Album: Lesotho Calling: Lesiba and Sekhankula Music

Label: SWP

Review date: Jun. 14, 2007


Because the southern African nation of Lesotho is surrounded on all sides by South Africa, and because it also contains Africa's highest point – Thabana Ntlenyana – it can look like the region's nipple on a map, which is fitting, given the tiny country has provided sustenance to S.A. in the form of labor for the Witwatersrand mines. Yet, this gorgeous watershed, which sits entirely above 1000 meters, is home to the Sotho people, who play a gritty, earth-filled music as meditative as Pandit Pran Nath or Nurlanbek Nyshanov.

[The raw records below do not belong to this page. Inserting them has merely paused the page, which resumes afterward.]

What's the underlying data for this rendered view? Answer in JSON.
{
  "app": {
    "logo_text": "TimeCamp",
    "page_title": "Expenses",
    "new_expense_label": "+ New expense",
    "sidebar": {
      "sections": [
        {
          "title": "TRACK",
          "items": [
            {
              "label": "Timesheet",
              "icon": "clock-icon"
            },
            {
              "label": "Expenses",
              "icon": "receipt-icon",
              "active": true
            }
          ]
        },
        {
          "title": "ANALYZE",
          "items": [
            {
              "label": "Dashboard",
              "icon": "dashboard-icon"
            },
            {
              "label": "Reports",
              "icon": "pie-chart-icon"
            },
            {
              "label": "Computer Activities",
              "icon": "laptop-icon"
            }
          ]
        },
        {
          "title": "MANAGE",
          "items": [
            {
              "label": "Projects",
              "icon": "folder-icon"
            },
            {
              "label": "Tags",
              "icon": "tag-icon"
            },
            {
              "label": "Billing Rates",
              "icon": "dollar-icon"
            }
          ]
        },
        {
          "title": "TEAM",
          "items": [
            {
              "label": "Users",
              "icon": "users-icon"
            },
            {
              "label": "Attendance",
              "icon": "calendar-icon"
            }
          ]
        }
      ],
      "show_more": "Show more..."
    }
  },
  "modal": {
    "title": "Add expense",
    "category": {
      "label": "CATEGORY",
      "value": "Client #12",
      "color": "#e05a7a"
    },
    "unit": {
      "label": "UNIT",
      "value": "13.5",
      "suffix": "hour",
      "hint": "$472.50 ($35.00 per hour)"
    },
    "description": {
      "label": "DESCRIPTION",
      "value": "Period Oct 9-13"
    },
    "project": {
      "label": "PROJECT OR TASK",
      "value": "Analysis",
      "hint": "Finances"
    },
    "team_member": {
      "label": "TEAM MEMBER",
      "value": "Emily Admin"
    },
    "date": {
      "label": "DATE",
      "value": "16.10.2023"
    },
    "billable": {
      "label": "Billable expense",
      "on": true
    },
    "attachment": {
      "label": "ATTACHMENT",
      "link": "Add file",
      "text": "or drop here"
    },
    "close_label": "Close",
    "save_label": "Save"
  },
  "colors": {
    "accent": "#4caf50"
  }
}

Zambian born percussion Michael Baird, who also operates SWP (a label perhaps best known for re-releasing 21 CDs worth of recordings by African ethnomusicologist Hugh Tracey), became interested in finding out whether any lesiba players still existed after listening to Tracey's 50-year-old recordings of such musicians. This disc, a product of a trip to Lesotho last year, proves the music is alive and well. The lesiba is a long, blown mouth bow that produces a deep, woody pulse, often punctuated by breathes from the player. There are six different players featured here; their attacks vary from sparse and droning to rhythmically punctured riffs atop which a vocalist might freestyle stories rich with social commentary. Elsewhere the disc includes the music of the sekhankula, a single-string fiddle played with a small bow by sheepherders. Found all over South Africa as well, it's fashioned from a can with a curved stick jutting out, bent to keep the string, which is actually a piece of iron wire. While variations on one-string fiddles can be found from Morocco to Kenya, nothing sounds quite like the sekhankula. Samuel Tolosi, one musician featured here, persistently scrapes repeated melodic patterns that could come from nowhere else but this region of Africa. However, anyone who's ever heard Norwegian Hardanger fiddling will find something instantly familiar in the sekhankula; it sounds like two separate instruments playing in lockstep. The duo recordings here sound like small orchestras.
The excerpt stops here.